(Reuters) - Dish Network Corp (DISH.O) reported better-than-expected quarterly profit and revenue on Friday, as the company lost fewer satellite TV subscribers than expected and said it was on track to build the first phase of its wireless network.
The U.S. satellite TV provider has struggled to stop losses from cord-cutting as viewers move to cheaper online streaming services, and is working to diversify its business by eventually launching a 5G wireless network.
Shares rose 12.8 percent to $33.67 in afternoon trading.

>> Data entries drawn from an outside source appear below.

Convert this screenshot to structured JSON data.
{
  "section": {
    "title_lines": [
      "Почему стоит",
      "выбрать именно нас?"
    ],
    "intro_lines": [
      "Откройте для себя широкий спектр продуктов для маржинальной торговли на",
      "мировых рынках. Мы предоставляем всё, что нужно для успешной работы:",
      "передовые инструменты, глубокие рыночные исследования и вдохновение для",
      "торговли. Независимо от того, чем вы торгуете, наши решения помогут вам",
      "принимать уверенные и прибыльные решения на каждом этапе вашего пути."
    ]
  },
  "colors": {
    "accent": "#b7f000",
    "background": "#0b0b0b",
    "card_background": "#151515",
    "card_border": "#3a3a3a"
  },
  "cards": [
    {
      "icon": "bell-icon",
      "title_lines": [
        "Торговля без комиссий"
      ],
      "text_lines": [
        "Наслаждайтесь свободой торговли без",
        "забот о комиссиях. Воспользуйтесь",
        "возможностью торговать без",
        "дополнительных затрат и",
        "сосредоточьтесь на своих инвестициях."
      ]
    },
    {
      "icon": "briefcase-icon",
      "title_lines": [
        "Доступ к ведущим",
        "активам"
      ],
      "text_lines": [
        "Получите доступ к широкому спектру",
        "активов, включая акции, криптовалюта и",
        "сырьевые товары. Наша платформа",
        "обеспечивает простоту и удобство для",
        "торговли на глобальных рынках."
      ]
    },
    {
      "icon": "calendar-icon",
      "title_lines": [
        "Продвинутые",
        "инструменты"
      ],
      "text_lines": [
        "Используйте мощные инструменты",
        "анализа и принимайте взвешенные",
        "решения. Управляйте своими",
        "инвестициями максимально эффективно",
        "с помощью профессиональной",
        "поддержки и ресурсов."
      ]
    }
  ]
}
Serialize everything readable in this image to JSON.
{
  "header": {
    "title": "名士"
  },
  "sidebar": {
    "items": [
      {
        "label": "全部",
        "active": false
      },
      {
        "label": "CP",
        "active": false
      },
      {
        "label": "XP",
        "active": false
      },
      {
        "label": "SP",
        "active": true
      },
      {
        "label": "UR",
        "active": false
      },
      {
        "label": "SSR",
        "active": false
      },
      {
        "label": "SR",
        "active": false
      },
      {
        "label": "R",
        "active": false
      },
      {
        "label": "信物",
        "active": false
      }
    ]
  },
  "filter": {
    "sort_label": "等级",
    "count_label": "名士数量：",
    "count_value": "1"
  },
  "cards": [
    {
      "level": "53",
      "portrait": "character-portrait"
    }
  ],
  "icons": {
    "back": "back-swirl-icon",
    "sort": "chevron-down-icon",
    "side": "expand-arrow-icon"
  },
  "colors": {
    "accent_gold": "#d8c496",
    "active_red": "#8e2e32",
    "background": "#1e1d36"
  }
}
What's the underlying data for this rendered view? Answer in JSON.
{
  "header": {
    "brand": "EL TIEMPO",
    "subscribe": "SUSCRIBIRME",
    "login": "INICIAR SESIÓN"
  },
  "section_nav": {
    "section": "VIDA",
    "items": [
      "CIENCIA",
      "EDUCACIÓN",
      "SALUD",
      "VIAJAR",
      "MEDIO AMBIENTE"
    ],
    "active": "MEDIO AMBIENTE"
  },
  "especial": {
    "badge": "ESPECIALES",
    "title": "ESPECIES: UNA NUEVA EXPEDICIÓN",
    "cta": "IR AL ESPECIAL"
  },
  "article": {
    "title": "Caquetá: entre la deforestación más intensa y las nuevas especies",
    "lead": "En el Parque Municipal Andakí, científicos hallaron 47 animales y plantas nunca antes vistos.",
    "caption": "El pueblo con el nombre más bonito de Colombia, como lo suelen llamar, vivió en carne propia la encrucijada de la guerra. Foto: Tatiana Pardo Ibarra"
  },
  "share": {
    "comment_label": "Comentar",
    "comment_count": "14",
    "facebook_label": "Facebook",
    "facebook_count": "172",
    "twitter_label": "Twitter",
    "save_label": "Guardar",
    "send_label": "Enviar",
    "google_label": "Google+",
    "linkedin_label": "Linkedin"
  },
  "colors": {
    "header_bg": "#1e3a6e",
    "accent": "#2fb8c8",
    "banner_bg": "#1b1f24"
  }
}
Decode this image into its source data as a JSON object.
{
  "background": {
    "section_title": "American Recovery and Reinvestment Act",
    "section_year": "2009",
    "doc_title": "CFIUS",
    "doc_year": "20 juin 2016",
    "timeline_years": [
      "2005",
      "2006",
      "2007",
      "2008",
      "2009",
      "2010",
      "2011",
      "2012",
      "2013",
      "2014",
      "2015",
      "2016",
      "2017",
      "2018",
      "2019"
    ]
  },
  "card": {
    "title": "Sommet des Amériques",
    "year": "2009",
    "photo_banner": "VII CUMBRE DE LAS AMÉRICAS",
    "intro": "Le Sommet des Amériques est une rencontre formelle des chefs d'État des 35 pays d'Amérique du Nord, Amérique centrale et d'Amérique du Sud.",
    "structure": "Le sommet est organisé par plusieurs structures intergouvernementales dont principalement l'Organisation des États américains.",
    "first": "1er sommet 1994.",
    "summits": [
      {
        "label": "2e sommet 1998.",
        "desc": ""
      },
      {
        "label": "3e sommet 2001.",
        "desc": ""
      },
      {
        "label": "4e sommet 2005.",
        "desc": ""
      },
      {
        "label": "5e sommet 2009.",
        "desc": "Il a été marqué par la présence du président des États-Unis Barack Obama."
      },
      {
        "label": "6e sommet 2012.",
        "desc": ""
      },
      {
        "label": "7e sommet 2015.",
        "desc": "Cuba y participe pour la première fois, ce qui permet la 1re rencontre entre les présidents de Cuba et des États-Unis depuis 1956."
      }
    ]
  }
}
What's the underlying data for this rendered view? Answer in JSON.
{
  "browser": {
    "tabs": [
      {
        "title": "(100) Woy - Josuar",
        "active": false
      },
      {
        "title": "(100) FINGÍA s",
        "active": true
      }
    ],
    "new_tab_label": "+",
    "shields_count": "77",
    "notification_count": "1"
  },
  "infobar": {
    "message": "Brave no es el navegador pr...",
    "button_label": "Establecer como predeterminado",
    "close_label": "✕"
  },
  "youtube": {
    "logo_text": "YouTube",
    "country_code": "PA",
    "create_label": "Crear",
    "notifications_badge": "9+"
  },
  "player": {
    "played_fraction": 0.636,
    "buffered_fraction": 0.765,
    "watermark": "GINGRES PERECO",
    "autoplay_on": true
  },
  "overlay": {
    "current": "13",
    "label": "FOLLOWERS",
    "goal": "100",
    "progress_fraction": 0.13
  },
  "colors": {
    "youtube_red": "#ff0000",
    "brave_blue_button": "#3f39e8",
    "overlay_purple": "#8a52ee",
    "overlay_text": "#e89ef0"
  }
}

Dish shed a net 192,000 satellite customers during the second quarter, below analyst expectations for losses of 235,000 customers, according to research firm FactSet.
Dish’s pay-TV business is showing signs of stabilization, “and this should give investors comfort that the runway on this business is perhaps a bit longer than expected,” Jonathan Chaplin, an analyst with New Street Research, said in a note.
Dish has been under pressure to build the first phase of its wireless network - a narrowband Internet of Things network - and use its stockpile of spectrum before the licenses expire in 2020.
Dish Chief Executive W. Erik Carlson said during the conference call with analysts that Dish was on track to launch the IoT network by March 2020.
FILE PHOTO: A Dish Network satellite dish is shown on a residential home in Encinitas, California, U.S., November 8, 2017. REUTERS/Mike Blake/File PhotoHowever, Dish Chairman Charlie Ergen said during the call the company would not be able to begin building its larger goal of a 5G network until 2020, because it still needs certain spectrum that must be cleared by the Federal Communications Commission.
“There isn’t an industry in the next decade that doesn’t need what we’re going to build,” Ergen said.
Dish’s streaming service Sling TV added 41,000 subscribers during the quarter, missing analyst estimates of 68,000.
Dish said it may lose more pay-TV subscribers because of a blackout of Spanish-language TV network Univision, due to a dispute over fees.
Dish’s churn rate, or the percentage of subscribers who cancel a service, fell to 1.46 percent from 1.83 percent last year.
Revenue fell 5 percent to $3.46 billion.
Net income attributable to the company rose to $439 million, or 83 cents per share, in the second quarter ended June 30 from $40 million, or 9 cents per share, a year earlier.
Analysts on average had expected earnings of 71 cents per share and revenue of $3.44 billion, according to Thomson Reuters I/B/E/S.